Y_train_qdf_pred = qdf.predict(X_train)
print('error rate (train) = {:.1f}%'.format(np.mean(Y_train_qdf_pred != Y_train)*100))
Y_test_qdf_pred = qdf.predict(X_test)
print('error rate (test) = {:.1f}%'.format(np.mean(Y_test_qdf_pred != Y_test)*100))

#output=>
# error rate (train) = 24.5%
# error rate (test) = 23.8%

--Bayesian discrimination boundary obtained from linear discriminant function --Fig. 4.9 (b)

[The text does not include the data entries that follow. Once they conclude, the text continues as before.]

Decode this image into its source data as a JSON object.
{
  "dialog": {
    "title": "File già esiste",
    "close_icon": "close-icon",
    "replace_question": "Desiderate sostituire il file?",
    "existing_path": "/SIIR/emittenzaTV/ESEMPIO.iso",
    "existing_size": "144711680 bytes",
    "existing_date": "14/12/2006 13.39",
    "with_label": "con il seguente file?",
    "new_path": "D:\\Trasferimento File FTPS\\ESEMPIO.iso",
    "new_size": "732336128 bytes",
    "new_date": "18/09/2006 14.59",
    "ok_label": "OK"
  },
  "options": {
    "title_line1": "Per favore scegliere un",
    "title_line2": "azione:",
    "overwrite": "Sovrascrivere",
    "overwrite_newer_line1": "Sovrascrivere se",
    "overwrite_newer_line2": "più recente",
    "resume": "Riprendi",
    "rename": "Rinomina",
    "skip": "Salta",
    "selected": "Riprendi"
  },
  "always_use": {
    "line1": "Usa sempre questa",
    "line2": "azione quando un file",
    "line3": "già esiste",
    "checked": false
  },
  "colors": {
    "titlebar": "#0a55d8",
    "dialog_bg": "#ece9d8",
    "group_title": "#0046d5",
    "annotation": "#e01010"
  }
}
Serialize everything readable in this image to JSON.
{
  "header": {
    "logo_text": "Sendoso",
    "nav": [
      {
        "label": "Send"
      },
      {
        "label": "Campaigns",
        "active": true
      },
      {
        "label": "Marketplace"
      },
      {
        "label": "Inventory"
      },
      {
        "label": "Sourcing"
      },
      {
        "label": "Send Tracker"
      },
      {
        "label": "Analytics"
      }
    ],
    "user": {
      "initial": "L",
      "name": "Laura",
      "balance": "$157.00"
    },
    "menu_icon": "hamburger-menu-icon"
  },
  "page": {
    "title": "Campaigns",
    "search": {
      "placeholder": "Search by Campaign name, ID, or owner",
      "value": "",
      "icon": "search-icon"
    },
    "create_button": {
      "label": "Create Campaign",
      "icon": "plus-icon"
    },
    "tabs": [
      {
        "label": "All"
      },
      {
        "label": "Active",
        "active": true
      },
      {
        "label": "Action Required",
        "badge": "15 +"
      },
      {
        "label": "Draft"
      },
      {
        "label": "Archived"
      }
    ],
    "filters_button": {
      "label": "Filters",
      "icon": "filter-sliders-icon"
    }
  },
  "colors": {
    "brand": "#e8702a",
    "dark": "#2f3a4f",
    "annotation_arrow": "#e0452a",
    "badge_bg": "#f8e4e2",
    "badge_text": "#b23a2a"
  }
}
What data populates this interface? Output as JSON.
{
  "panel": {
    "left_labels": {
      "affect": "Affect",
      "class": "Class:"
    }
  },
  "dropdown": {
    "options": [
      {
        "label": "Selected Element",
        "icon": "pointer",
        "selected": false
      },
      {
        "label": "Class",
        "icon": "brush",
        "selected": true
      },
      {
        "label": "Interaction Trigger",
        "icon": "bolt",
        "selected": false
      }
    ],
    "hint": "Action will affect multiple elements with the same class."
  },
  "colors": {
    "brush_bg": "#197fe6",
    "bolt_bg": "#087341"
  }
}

plt.contour(X1, X2, Y_ldf_pred.reshape(X1.shape), colors='limegreen')
for t in ['Yes', 'No']:
    pima_tmp = pima_train[pima_train['type']==t]
    plt.scatter(pima_tmp['glu'], pima_tmp['bmi'], label=t)
plt.legend()
plt.xlabel('glu')
plt.ylabel('bmi')
plt.xlim([50, 200])
plt.ylim([15, 50])
plt.show()

--Error rate of linear discriminant function

Y_train_ldf_pred = ldf.predict(X_train)
print('error rate (train) = {:.1f}%'.format(np.mean(Y_train_ldf_pred != Y_train)*100))
Y_test_ldf_pred = ldf.predict(X_test)
print('error rate (test) = {:.1f}%'.format(np.mean(Y_test_ldf_pred != Y_test)*100))
#output=>
# error rate (train) = 24.0%
# error rate (test) = 22.0%

--ROC curve of quadratic discriminant function / linear discriminant function --Fig. 4.10

qdf_tpr_list = []
qdf_fpr_list = []
ldf_tpr_list = []
ldf_fpr_list = []

for th in np.arange(-9, 7, 0.1):
    qdf = QuadraticDiscriminantFunction(threshold=th)
    qdf.fit(X_train, Y_train)
    Y_qdf_pred = qdf.predict(X_test)

    tpr_qdf = len(Y_test[(Y_test==0)&(Y_qdf_pred==0)]) / len(Y_test[Y_test==0])
    qdf_tpr_list.append(tpr_qdf)
    fpr_qdf = len(Y_test[(Y_test==1)&(Y_qdf_pred==0)]) / len(Y_test[Y_test==1])
    qdf_fpr_list.append(fpr_qdf)
                        
    ldf = LinearDiscriminantFunction(threshold=th)
    ldf.fit(X_train, Y_train)
    Y_ldf_pred = ldf.predict(X_test)
    
    tpr_ldf = len(Y_test[(Y_test==0)&(Y_ldf_pred==0)]) / len(Y_test[Y_test==0])
    ldf_tpr_list.append(tpr_ldf)
    fpr_ldf = len(Y_test[(Y_test==1)&(Y_ldf_pred==0)]) / len(Y_test[Y_test==1])
    ldf_fpr_list.append(fpr_ldf)

plt.plot(qdf_fpr_list, qdf_tpr_list, label='Quadratic')
plt.plot(ldf_fpr_list, ldf_tpr_list, label='Linear')
plt.legend()
plt.xlabel('false positive ratio')
plt.ylabel('true positive ratio')
plt.show()

in conclusion

I tried to reproduce the execution example of Chapter 4 of Hajipata in Python. As for the correctness of the code, the drawn figure roughly matches the figure in the book, so Yoshi! We only check the degree, so if you find any mistakes, we would appreciate it if you could make an edit request.